B.J. blew a puff of air across the miles. “Oh, puh-lease. Like that’s going to happen. Maybe we can just find a drive-through that does liposuction.”
I tucked the phone into the crook of my neck and tore an
opening in the plastic wrapper that covered the ice cream. A freezer-burned mini iceberg glistened up at me, irrefutable evidence that my freezer was now officially single, too. And that Kurt was really gone.
But it was okay.
I
was okay. Because I had somewhere to go now, too. Where Finn Miller would be waiting for me.
I blew a puff of air back at B.J. “Don’t be ridiculous. The only diet we need is dying to have some fun. We are sooooo going to rock that reunion.”
I brought my three box spring ladies into the kitchen and lined them up side by side across the length of the granite island. Then I opened the liquor cabinet and eyed what was left in there after Kurt had absconded with most of it. I rooted around until I found three shot glasses and placed one in front of each box spring lady. I filled them all with a dollop of red wine, and then poured a human-size glass of wine for myself.
I held up my glass. “Wish me luck, ladies.”
I touched my big glass to each of their tiny ones.
“Wait,” I said. “Why can’t you come, too? It might be a good thing to have some extra moral support.
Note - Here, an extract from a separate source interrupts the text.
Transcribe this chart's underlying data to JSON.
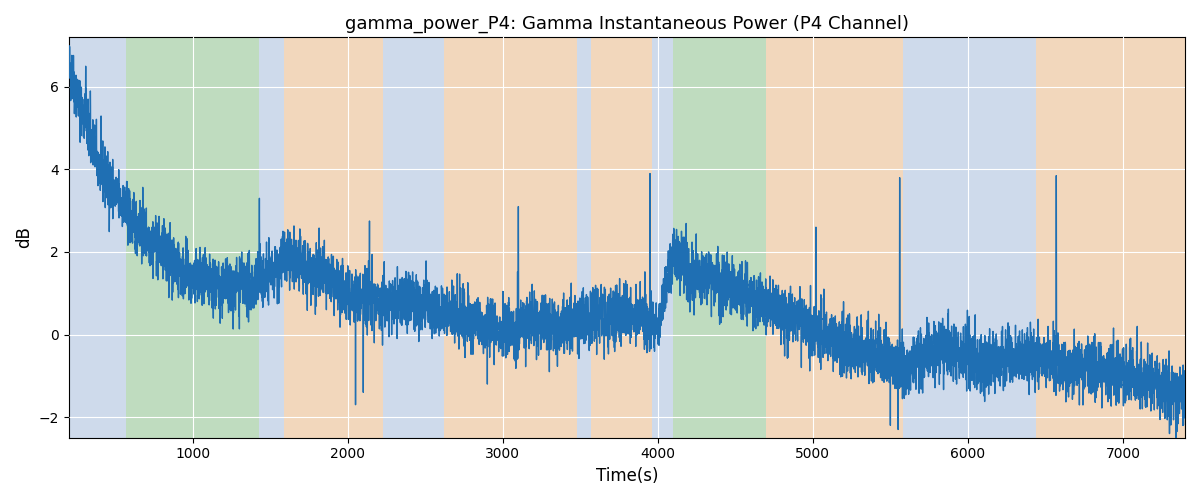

Plus, when everybody at the reunion starts bragging about how important they are, I can just happen to have you with me.”
They seemed to think this was a genius idea, so after I acknowledged the fact that I was not only talking to box spring ladies but answering for them, too, I finished my wine and helped them polish off theirs. I mean, the whole thing was barely crazy if
you factored in that it wasn’t just a pleasure trip for them—I’d be looking for a possible consignment sale, too.
I headed up to the attic to look for the biggest suitcase I could find. I dragged it down the creaky attic stairs, then went back for my carry-on.
“Damn,” I said a few minutes later. I’d managed to fit all three of the box spring ladies into the big suitcase, but there was no way in hell I could zip it closed, unless I turned their big hooped skirts into hot pants.
I sighed. To be honest, the whole good-bye toast and suitcase thing had started out as an elaborate stall to put off calling my sister, Marion, which I’d been trying to make myself do ever since B.J. had nudged me, but now I really wanted to take them with me.